I then cut out the top 1" or so of 4 foam coffee cups and used weatherstripping adhesive to glue them to the cones. Then I glued a piece of corrugated plastic (same size as baffle) to the cups. I tacked the 4 corners in with wood screws careful to let the diaphram "float" and not push the drivers in and out. I then set my crossover to 100 Hz, cranked the amp and set to chasing down the parts of the diaphragm that were floating in the breeze.

I never could get the diaphragm to quit buzzing, but I was able to put out audible bass down to 30 Hz or so. Still not very loud, but audible at least. Strictly judging by how easily the drivers were driven to clipping, I would say the resonant frequency was around 20 Hz. Despite the problems I had, a few times I could get the panel to just sing and crank out the tunes at certain frequencies.

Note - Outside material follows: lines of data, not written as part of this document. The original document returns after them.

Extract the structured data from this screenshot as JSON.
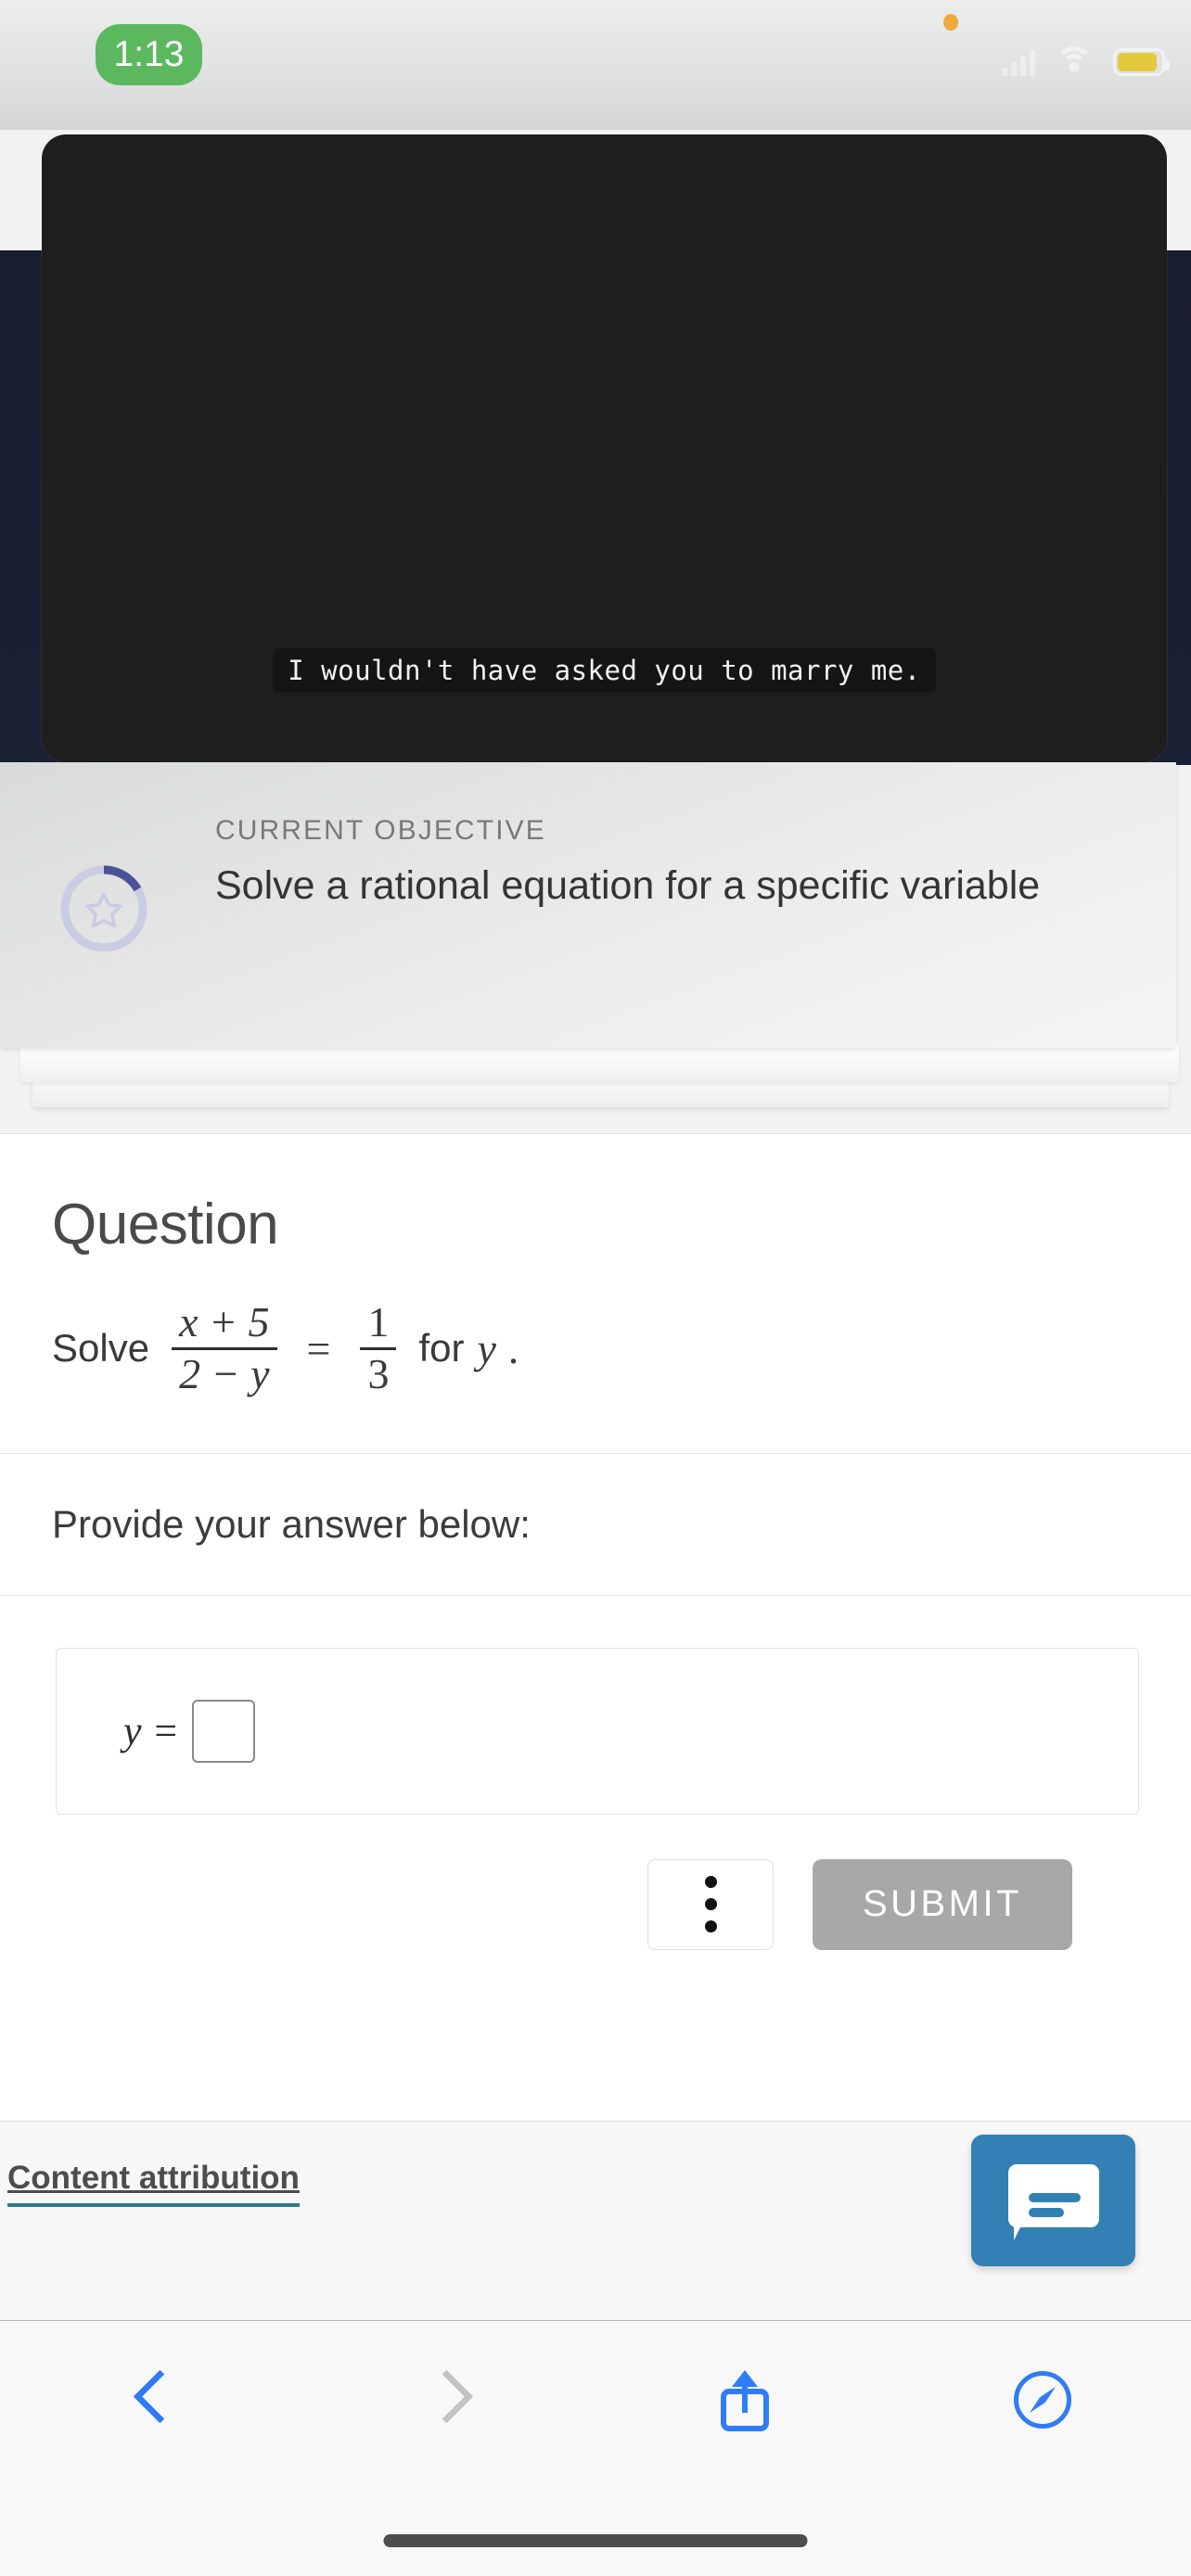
{
  "status_bar": {
    "time": "1:13",
    "time_pill_color": "#5cb85f",
    "privacy_dot_color": "#f0a93c",
    "battery_color": "#e3ca3c",
    "icons": [
      "privacy-dot",
      "cellular-signal",
      "wifi",
      "battery-low-power"
    ]
  },
  "video_player": {
    "caption": "I wouldn't have asked you to marry me.",
    "background_color": "#1e1e1e"
  },
  "objective": {
    "label": "CURRENT OBJECTIVE",
    "title": "Solve a rational equation for a specific variable",
    "ring_track_color": "#c9cce2",
    "ring_progress_color": "#4b5196",
    "icon": "star-outline-icon"
  },
  "question": {
    "heading": "Question",
    "prompt_prefix": "Solve",
    "fraction_left": {
      "numerator": "x + 5",
      "denominator": "2 − y"
    },
    "equals": "=",
    "fraction_right": {
      "numerator": "1",
      "denominator": "3"
    },
    "prompt_suffix": "for",
    "variable": "y",
    "period": "."
  },
  "answer_section": {
    "prompt": "Provide your answer below:",
    "variable_label": "y =",
    "input_value": "",
    "input_placeholder": ""
  },
  "actions": {
    "more_options_label": "",
    "more_options_icon": "kebab-menu-icon",
    "submit_label": "SUBMIT",
    "submit_enabled": false,
    "submit_color": "#a8a8a8"
  },
  "footer": {
    "attribution_label": "Content attribution",
    "attribution_underline_color": "#2b7a8c",
    "chat_button_color": "#3380b5",
    "chat_button_icon": "chat-bubble-icon"
  },
  "browser_toolbar": {
    "back_label": "",
    "forward_label": "",
    "share_label": "",
    "tabs_label": "",
    "back_enabled": true,
    "forward_enabled": false,
    "accent_color": "#2f7cf6",
    "disabled_color": "#c3c3c3"
  }
}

At one point I unhooked 3 of the drivers and left only one running, and notices I didn't lose that much output. That being said, I think the next direction would be for each driver to have its own diaphragm or to mount the drivers much farther apart. A real suspension system would help greatly, as I ended up stuffing the edges with blankets to get them to stop buzzing. At this point rubber hose or foam would be a huge upgrade in the surround department. As far as damping the rest of the panel, balsa spars epoxied to the baffle or 1/2-1" thick foam glued to the front would do wonders.

So in conclusion for now, I think the idea holds some promise, but I didn't see anything that blew me away so far. I figure I will play with this and see if I can get it to quit buzzing like crazy. If that works and I still think the idea holds promise I will build 4 units each with one driver in them and see what they will do.
 
If you dont mind, how were you going to construct the honeycomb panel?
Basically 2 sheets of 1 mm Baltic air plane grade birch (which is 3-layer, and usually the cheapest). A ring, that's the same thickness as the honeycomb, made from spruce, poplar or any other light weight ply (300 - 450 kg/m^3). The inner diameter of the ring about 2 cm smaller as the outer diameter.

For a 26" disc this would work out to be less then 750 gram. For PA-drivers 500 - 600 gram would be the equivalent weight for such an Sd (assuming the Xmax would be 8 mm or more. For high excursion 10", 12" or 15" drivers used at home 750 gram is on the low side.

The trick with the bass shakers would be to turn it into a moving magnet type transducer. With the housing mounted stationary and the moving part of the shaker attached to the cone.